If it is determined that
the buyer is in default, then one must look at the purchase agreement to
determine the seller’s right to the earnest money. The issue you are
looking for is whether the seller and buyer agreed to “liquidated
damages” in the amount of the earnest money. Liquidated damages is a
predetermined amount of the damages the parties agree will be paid by
the buyer if the buyer breaches the agreement as an estimate of the
actual damages the seller may suffer or because the actual amount of
damages is difficult to determine.
If the parties have not
agreed to liquidated damages, then a seller
must provide what damages he has actually incurred as a result of the
buyer’s default. This can be difficult to prove and often will require
the seller to sell the property to another buyer before the amount can
be determined. The seller’s actual damages are not automatically the
amount of the earnest money, and could end up being more or less than
the earnest money.
Why Won’t the Escrow Company
Release the Money to the Seller Without the
Buyer’s Written Instruction?
Let’s assume the following
facts: Seller and buyer have entered into a purchase agreement; buyer
has paid $1,000 earnest money to escrow; purchase agreement provides
that it is contingent on buyer obtaining financing (30-year
conventional, 6% interest); purchase agreement provides that buyer is to
submit all documents required for loan approval within 5 days of
acceptance and failure to do so is considered default by the buyer;
purchase agreement provides that seller is entitled to $1,000 earnest
money as liquidated damages if buyer defaults. Buyer fails to provide
the lender with required tax
returns
within the 5 days.
From the seller’s
perspective, the buyer has clearly defaulted entitling the seller to the
earnest money. The seller is frustrated because the escrow company won’t
release the money to the seller until the buyer signs cancellation
instructions releasing the money to the seller. Of course, the buyer
refuses to sign the instructions.
The primary reason the
escrow company won’t release the money without both parties signing
is to protect the escrow company if it turns
out the seller was not entitled to the money. The escrow company is not
the judge or jury. Remember the legal excuses discussed previously?
Among them are those “equitable defenses” that are very fact specific
(such as, the seller or his agent told the buyer he could have
additional time to apply for the loan?). The escrow company is not a
fact finder or a judge, therefore, the escrow company is not going to
make a determination of whether the buyer is in default.
How Does the Seller Get the Money?
If the seller and buyer
cannot agree on the disposition of the earnest money, the seller
ultimately would have to get a court order to release the money.

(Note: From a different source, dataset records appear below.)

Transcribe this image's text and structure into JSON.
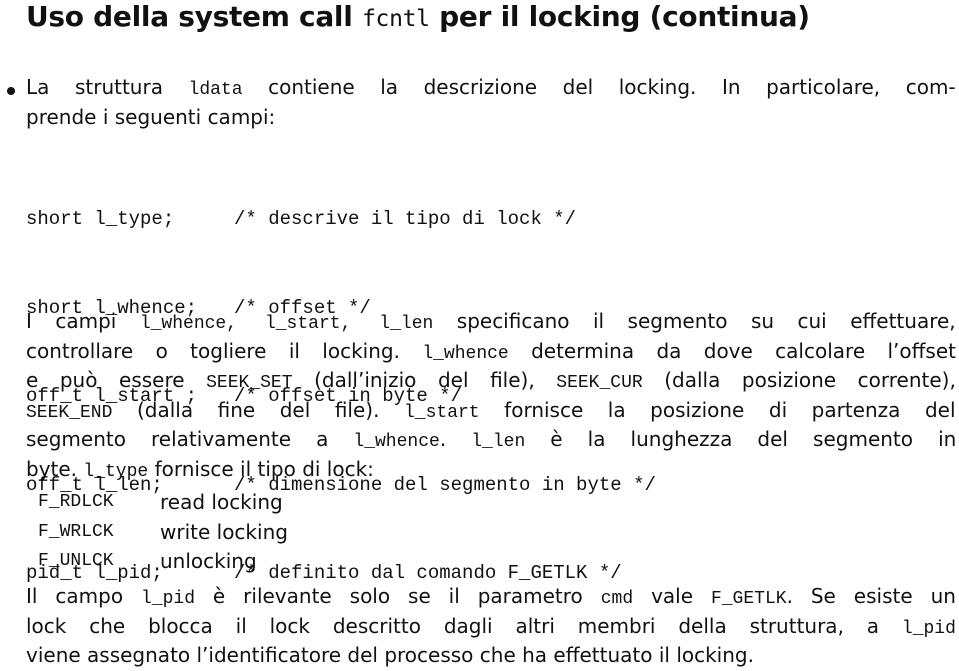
{
  "title": {
    "pre": "Uso della system call ",
    "code": "fcntl",
    "post": " per il locking (continua)"
  },
  "intro": {
    "line1": {
      "pre": "La struttura ",
      "code": "ldata",
      "post": " contiene la descrizione del locking. In particolare, com-"
    },
    "line2": "prende i seguenti campi:"
  },
  "struct_fields": [
    {
      "decl": "short l_type;",
      "comment": "/* descrive il tipo di lock */"
    },
    {
      "decl": "short l_whence;",
      "comment": "/* offset */"
    },
    {
      "decl": "off_t l_start ;",
      "comment": "/* offset in byte */"
    },
    {
      "decl": "off_t l_len;",
      "comment": "/* dimensione del segmento in byte */"
    },
    {
      "decl": "pid_t l_pid;",
      "comment": "/* definito dal comando F_GETLK */"
    }
  ],
  "paragraph1": {
    "l1": {
      "t1": "I campi ",
      "c1": "l_whence",
      "t2": ", ",
      "c2": "l_start",
      "t3": ", ",
      "c3": "l_len",
      "t4": " specificano il segmento su cui effettuare,"
    },
    "l2": {
      "t1": "controllare o togliere il locking. ",
      "c1": "l_whence",
      "t2": " determina da dove calcolare l’offset"
    },
    "l3": {
      "t1": "e può essere ",
      "c1": "SEEK_SET",
      "t2": " (dall’inizio del file), ",
      "c2": "SEEK_CUR",
      "t3": " (dalla posizione corrente),"
    },
    "l4": {
      "c1": "SEEK_END",
      "t1": " (dalla fine del file). ",
      "c2": "l_start",
      "t2": " fornisce la posizione di partenza del"
    },
    "l5": {
      "t1": "segmento relativamente a ",
      "c1": "l_whence",
      "t2": ". ",
      "c2": "l_len",
      "t3": " è la lunghezza del segmento in"
    },
    "l6": {
      "t1": "byte. ",
      "c1": "l_type",
      "t2": " fornisce il tipo di lock:"
    }
  },
  "lock_types": [
    {
      "constant": "F_RDLCK",
      "description": "read locking"
    },
    {
      "constant": "F_WRLCK",
      "description": "write locking"
    },
    {
      "constant": "F_UNLCK",
      "description": "unlocking"
    }
  ],
  "paragraph2": {
    "l1": {
      "t1": "Il campo ",
      "c1": "l_pid",
      "t2": " è rilevante solo se il parametro ",
      "c2": "cmd",
      "t3": " vale ",
      "c3": "F_GETLK",
      "t4": ". Se esiste un"
    },
    "l2": {
      "t1": "lock che blocca il lock descritto dagli altri membri della struttura, a ",
      "c1": "l_pid"
    },
    "l3": "viene assegnato l’identificatore del processo che ha effettuato il locking."
  }
}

However, prior to going to court, the seller may want to consider
mediation (and he might have to if he agreed to do so in the purchase
agreement). If the seller must go to court, he will have to prove that
the buyer is in default and (unless the parties agreed to liquidated
damages) he will also have to prove what his damages are. The seller
should consult legal counsel for advice regarding filing a court action.
The Bottom Line
As you can see, earnest money disputes can be complicated. While you cannot give your client legal advice, you can assist your client by not giving him false expectations. Don’t give your seller the impression that he will be able to get the earnest money quickly if the buyer fails to perform his obligations under the purchase agreement. Don’t give your seller the impression that he is automatically entitled to the earnest money if the buyer defaults. I have often heard the question, “What good is a contract then anyway?” Bottom line, without the contract, the seller wouldn’t even be able to go to court. And remember, many buyers and sellers do perform under the contract and many disputes are resolved short of going to court.